Since this has been here a while and I just cannot resist:
dr/dt= kr(1000- r)
dr/[r(1000-r)]= kdt
To integrate on the left, separate using "partial fractions"- find constant A and B such that 1/[r(1000- r)]= A/r+ B/(1000- r)
Multiplying on both sides by r(1000- r)
1= A(1000- r)+ Br
Let r= 0: 1= 1000A so A= 1/1000.
Let r= 1000: 1= 1000B so B= 1/1000
1000 dr/r+ 1000 dr/(1000- r)= kdt
The integral of 1000 dr/r is 1000 ln(|r|).
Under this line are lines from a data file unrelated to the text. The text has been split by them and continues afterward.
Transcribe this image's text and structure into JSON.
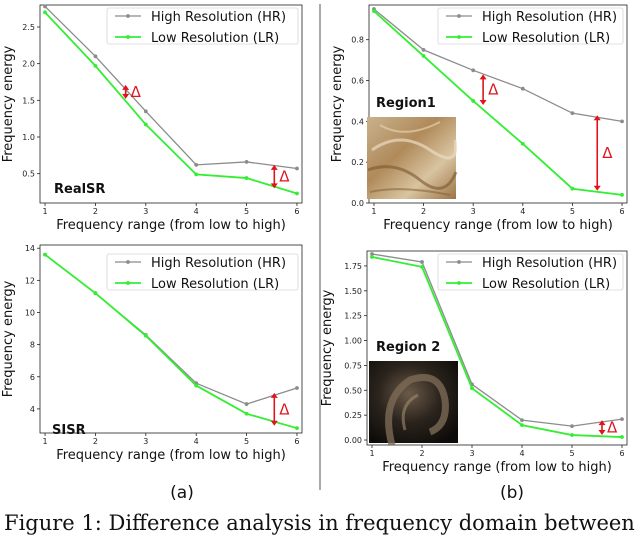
{
  "chart_data": [
    {
      "type": "line",
      "panel": "(a)",
      "annotation": "RealSR",
      "xlabel": "Frequency range (from low to high)",
      "ylabel": "Frequency energy",
      "x": [
        1,
        2,
        3,
        4,
        5,
        6
      ],
      "xticks": [
        "1",
        "2",
        "3",
        "4",
        "5",
        "6"
      ],
      "ylim": [
        0.1,
        2.8
      ],
      "yticks": [
        0.5,
        1.0,
        1.5,
        2.0,
        2.5
      ],
      "ytick_labels": [
        "0.5",
        "1.0",
        "1.5",
        "2.0",
        "2.5"
      ],
      "series": [
        {
          "name": "High Resolution (HR)",
          "color": "#8c8c8c",
          "values": [
            2.78,
            2.1,
            1.35,
            0.62,
            0.66,
            0.57
          ]
        },
        {
          "name": "Low  Resolution (LR)",
          "color": "#33ee33",
          "values": [
            2.7,
            1.97,
            1.17,
            0.49,
            0.44,
            0.23
          ]
        }
      ],
      "deltas": [
        {
          "x": 2.6,
          "y_top": 1.71,
          "y_bottom": 1.52,
          "label": "Δ"
        },
        {
          "x": 5.55,
          "y_top": 0.62,
          "y_bottom": 0.3,
          "label": "Δ"
        }
      ],
      "legend": "top-right"
    },
    {
      "type": "line",
      "panel": "(b)",
      "annotation": "Region1",
      "xlabel": "Frequency range (from low to high)",
      "ylabel": "Frequency energy",
      "x": [
        1,
        2,
        3,
        4,
        5,
        6
      ],
      "xticks": [
        "1",
        "2",
        "3",
        "4",
        "5",
        "6"
      ],
      "ylim": [
        0.0,
        0.97
      ],
      "yticks": [
        0.0,
        0.2,
        0.4,
        0.6,
        0.8
      ],
      "ytick_labels": [
        "0.0",
        "0.2",
        "0.4",
        "0.6",
        "0.8"
      ],
      "series": [
        {
          "name": "High Resolution (HR)",
          "color": "#8c8c8c",
          "values": [
            0.95,
            0.75,
            0.65,
            0.56,
            0.44,
            0.4
          ]
        },
        {
          "name": "Low  Resolution (LR)",
          "color": "#33ee33",
          "values": [
            0.94,
            0.72,
            0.5,
            0.29,
            0.07,
            0.04
          ]
        }
      ],
      "deltas": [
        {
          "x": 3.2,
          "y_top": 0.63,
          "y_bottom": 0.48,
          "label": "Δ"
        },
        {
          "x": 5.5,
          "y_top": 0.43,
          "y_bottom": 0.06,
          "label": "Δ"
        }
      ],
      "legend": "top-right"
    },
    {
      "type": "line",
      "panel": "(a)",
      "annotation": "SISR",
      "xlabel": "Frequency range (from low to high)",
      "ylabel": "Frequency energy",
      "x": [
        1,
        2,
        3,
        4,
        5,
        6
      ],
      "xticks": [
        "1",
        "2",
        "3",
        "4",
        "5",
        "6"
      ],
      "ylim": [
        2.5,
        14.2
      ],
      "yticks": [
        4,
        6,
        8,
        10,
        12,
        14
      ],
      "ytick_labels": [
        "4",
        "6",
        "8",
        "10",
        "12",
        "14"
      ],
      "series": [
        {
          "name": "High Resolution (HR)",
          "color": "#8c8c8c",
          "values": [
            13.6,
            11.2,
            8.6,
            5.6,
            4.3,
            5.3
          ]
        },
        {
          "name": "Low  Resolution (LR)",
          "color": "#33ee33",
          "values": [
            13.6,
            11.2,
            8.55,
            5.45,
            3.7,
            2.8
          ]
        }
      ],
      "deltas": [
        {
          "x": 5.55,
          "y_top": 5.0,
          "y_bottom": 2.95,
          "label": "Δ"
        }
      ],
      "legend": "top-right"
    },
    {
      "type": "line",
      "panel": "(b)",
      "annotation": "Region 2",
      "xlabel": "Frequency range (from low to high)",
      "ylabel": "Frequency energy",
      "x": [
        1,
        2,
        3,
        4,
        5,
        6
      ],
      "xticks": [
        "1",
        "2",
        "3",
        "4",
        "5",
        "6"
      ],
      "ylim": [
        -0.05,
        1.9
      ],
      "yticks": [
        0.0,
        0.25,
        0.5,
        0.75,
        1.0,
        1.25,
        1.5,
        1.75
      ],
      "ytick_labels": [
        "0.00",
        "0.25",
        "0.50",
        "0.75",
        "1.00",
        "1.25",
        "1.50",
        "1.75"
      ],
      "series": [
        {
          "name": "High Resolution (HR)",
          "color": "#8c8c8c",
          "values": [
            1.87,
            1.79,
            0.56,
            0.2,
            0.14,
            0.21
          ]
        },
        {
          "name": "Low  Resolution (LR)",
          "color": "#33ee33",
          "values": [
            1.84,
            1.74,
            0.52,
            0.15,
            0.05,
            0.03
          ]
        }
      ],
      "deltas": [
        {
          "x": 5.6,
          "y_top": 0.2,
          "y_bottom": 0.05,
          "label": "Δ"
        }
      ],
      "legend": "top-right"
    }
  ],
  "panel_labels": [
    "(a)",
    "(b)"
  ],
  "caption": "Figure 1: Difference analysis in frequency domain between",
  "colors": {
    "hr": "#8c8c8c",
    "lr": "#33ee33",
    "delta": "#e0141e"
  }
}
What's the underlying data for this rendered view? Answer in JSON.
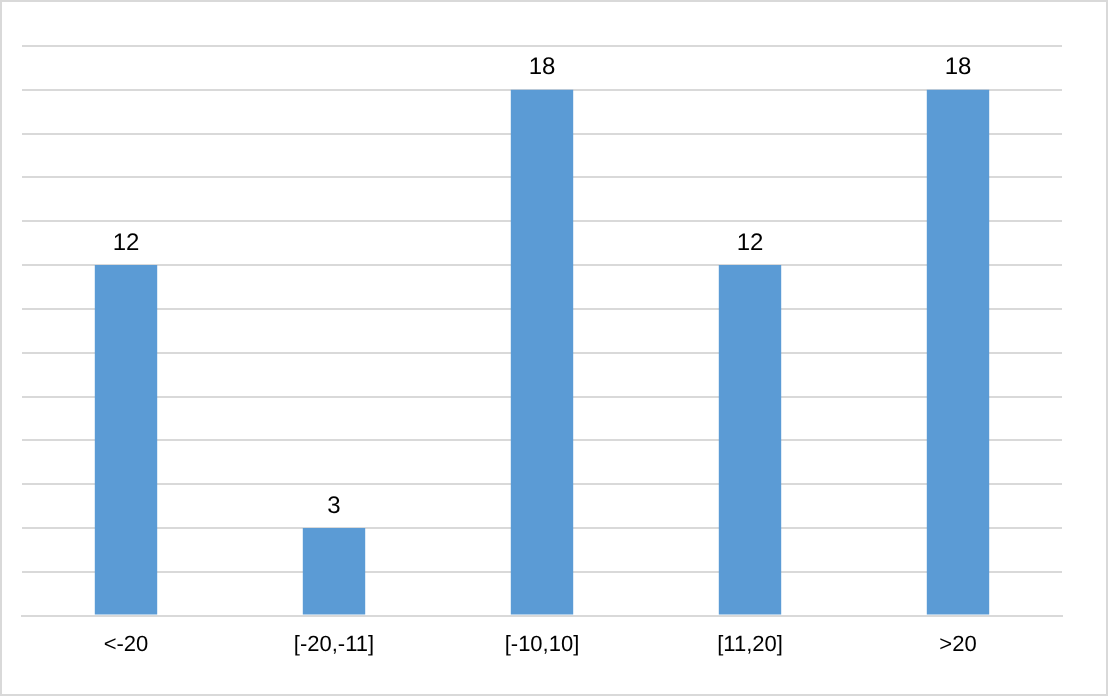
{
  "chart_data": {
    "type": "bar",
    "categories": [
      "<-20",
      "[-20,-11]",
      "[-10,10]",
      "[11,20]",
      ">20"
    ],
    "values": [
      12,
      3,
      18,
      12,
      18
    ],
    "color": "#5b9bd5",
    "ylim": [
      0,
      19.5
    ],
    "yticks": [
      {
        "value": 0,
        "label": null
      },
      {
        "value": 1.5,
        "label": null
      },
      {
        "value": 3,
        "label": null
      },
      {
        "value": 4.5,
        "label": null
      },
      {
        "value": 6,
        "label": null
      },
      {
        "value": 7.5,
        "label": null
      },
      {
        "value": 9,
        "label": null
      },
      {
        "value": 10.5,
        "label": null
      },
      {
        "value": 12,
        "label": null
      },
      {
        "value": 13.5,
        "label": null
      },
      {
        "value": 15,
        "label": null
      },
      {
        "value": 16.5,
        "label": null
      },
      {
        "value": 18,
        "label": null
      },
      {
        "value": 19.5,
        "label": null
      }
    ],
    "grid": "y",
    "tick_labels": "x",
    "data_labels": true
  }
}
To integrate 1000 dr/(1000- r) let u= 1000- r so that du= -dr.
then dr/(1000- r)= -du/u.
The integral is -1000 ln(|u|)= -1000 ln(|1000- r|)
We have 1000 ln(|r|)-1000 ln(|1000- r|)= kt+ C.
$1000 ln\left(|\frac{r}{1000- r}|\right)= kt+ C$
$ln\left(\left(\frac{r}{1000- r}\right)^{1000}\right)= kt+ C$
(I have dropped the absolute value since this is to an even power.)
Taking the exponential of both sides
$\left(\frac{r}{1000- r}\right)^{1000}= C' e^{kt}$
where $C'= e^C$.
Now, we are given that r(0)= 5 and r(1)= 10.
Setting t= 0, r= 5
$\frac{5}{9995}= \frac{1}{1999}=C'$
Setting t= 1, r= 10
$\frac{10}{9990}= \frac{1}{999}= \frac{e^k}{1999}$
$e^k= \frac{1999}{999}$
so $k= ln\left(\frac{1999}{999}\right)$
and $e^{kt}= (e^k)^t= \left(\frac{1999}{999}\right)^t$
$r(t)= \frac{\left(\frac{1999}{999}\right)^t}{1999}$.